The first scheduled transatlantic jet passenger service was 60 years ago, in 1958. From the Wright Brothers’ first flight in 1903 to that service, took only 55 years.
Put against these innovations, the ability to ask your phone to make a call to book your haircut is, possibly, mundane.
Measuring rate of change is extremely difficult. But neophilia always seems to be with us. Every age fancies that it is seeing fundamental transition to new economies and new times. There is a real danger of underestimating the past, and overestimating the specialness of the present.
Is the ability to carry a phone in your pocket more ground-breaking than the invention of the phone in the first place? Or, indeed, the telegram?

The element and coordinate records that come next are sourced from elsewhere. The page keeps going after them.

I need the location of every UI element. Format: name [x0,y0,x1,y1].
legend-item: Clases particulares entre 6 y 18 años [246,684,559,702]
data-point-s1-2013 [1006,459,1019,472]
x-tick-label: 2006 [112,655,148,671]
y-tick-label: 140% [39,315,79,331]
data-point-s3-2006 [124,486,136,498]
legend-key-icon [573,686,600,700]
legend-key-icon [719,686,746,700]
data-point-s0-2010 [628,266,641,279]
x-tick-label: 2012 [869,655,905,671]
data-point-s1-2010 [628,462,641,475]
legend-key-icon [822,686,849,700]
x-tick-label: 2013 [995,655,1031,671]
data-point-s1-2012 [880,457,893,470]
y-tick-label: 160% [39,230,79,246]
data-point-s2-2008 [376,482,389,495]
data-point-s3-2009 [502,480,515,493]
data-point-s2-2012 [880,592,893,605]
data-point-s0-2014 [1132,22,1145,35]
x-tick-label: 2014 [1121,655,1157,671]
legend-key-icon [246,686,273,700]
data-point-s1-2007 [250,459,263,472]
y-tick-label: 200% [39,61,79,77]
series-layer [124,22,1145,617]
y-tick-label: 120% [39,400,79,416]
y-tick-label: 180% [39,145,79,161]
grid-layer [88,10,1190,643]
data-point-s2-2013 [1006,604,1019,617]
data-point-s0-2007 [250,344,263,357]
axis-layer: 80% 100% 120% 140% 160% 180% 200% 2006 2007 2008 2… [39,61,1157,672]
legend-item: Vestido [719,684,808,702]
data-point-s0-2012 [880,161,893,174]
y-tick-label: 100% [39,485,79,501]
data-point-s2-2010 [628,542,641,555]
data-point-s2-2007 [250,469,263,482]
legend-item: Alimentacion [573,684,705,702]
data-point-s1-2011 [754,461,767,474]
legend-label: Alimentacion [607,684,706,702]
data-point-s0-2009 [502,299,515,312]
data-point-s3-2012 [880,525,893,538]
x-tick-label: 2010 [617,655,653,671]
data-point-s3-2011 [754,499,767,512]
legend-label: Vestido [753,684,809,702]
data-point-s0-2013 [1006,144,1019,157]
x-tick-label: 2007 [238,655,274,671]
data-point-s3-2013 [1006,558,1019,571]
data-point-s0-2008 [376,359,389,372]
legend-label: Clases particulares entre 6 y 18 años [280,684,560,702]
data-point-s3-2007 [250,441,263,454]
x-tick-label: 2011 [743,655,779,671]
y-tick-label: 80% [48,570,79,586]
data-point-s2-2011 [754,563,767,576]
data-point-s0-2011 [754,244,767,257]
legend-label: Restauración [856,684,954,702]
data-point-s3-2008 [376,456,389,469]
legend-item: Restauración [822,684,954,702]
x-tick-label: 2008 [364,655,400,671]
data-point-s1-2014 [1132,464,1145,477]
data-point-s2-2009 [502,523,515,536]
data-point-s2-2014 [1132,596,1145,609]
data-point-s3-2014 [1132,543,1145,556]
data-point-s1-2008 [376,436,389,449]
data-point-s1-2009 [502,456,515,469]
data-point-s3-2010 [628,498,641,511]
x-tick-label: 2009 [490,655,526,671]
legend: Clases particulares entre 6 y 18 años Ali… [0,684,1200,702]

Is Youtube more of a gain than the BBC’s start of regular television broadcasting in 1932?
And coming back to the central argument of the article in The Times, is the consumer welfare created by digital services greater than that created by, say, electricity, or the railways, or immunisation, or the condom?
Perhaps artificial intelligence will indeed usher in a new era of growth and wealth creation. But these things are very difficult to be confident about, especially from the foggy vantage point of the present day.
History as a succession of quantum leaps
Another commonplace fallacy, I think, is that gains in wealth and productivity mainly result from breakthrough technology, or by innovation at the leading edge. It is tempting to look at history as a succession of quantum leaps or technological miracles, and to lionise the men who invented them. But perhaps our wealth comes as much from continuous improvements in the adoption and application of existing technologies. Who has created more economic wealth and led to a greater advancement in productivity: Steve Jobs? Or Ingvar Kamprad, who founded IKEA and enabled every household to have cheap, modern, stylish wooden furniture? (By the logic of the article, his contributions also didn’t show in the statistics, as labour was transferred from the priced environment of the furniture factory to the unpriced environment of the consumer struggling with an allen key and flat-pack instructions.) And if our rate of economic growth and productivity gains looks slow, we need to ask why have these incremental gains run out?
These are complex arguments. But we should avoid the temptation to believe that our current rate of innovation is unique, and therefore the numbers are wrong. Equally likely, in my view, is that the numbers are right, or at least as right as they have always been, and the rate of economic growth in rich countries is indeed lower than it was in, say, the 1960s.
We should not assume that technology is making lives better
If that is the case, or even if it could be, there are deep implications for business and for policy-makers. We should not assume that technology advancement is steaming ahead and making lives better even though it is not yet apparent in the statistics. But perhaps neither should we think that increasing the rate of innovation is the solution for everything. Or that a group of billionaires in California will come to our rescue and solve the world’s problems.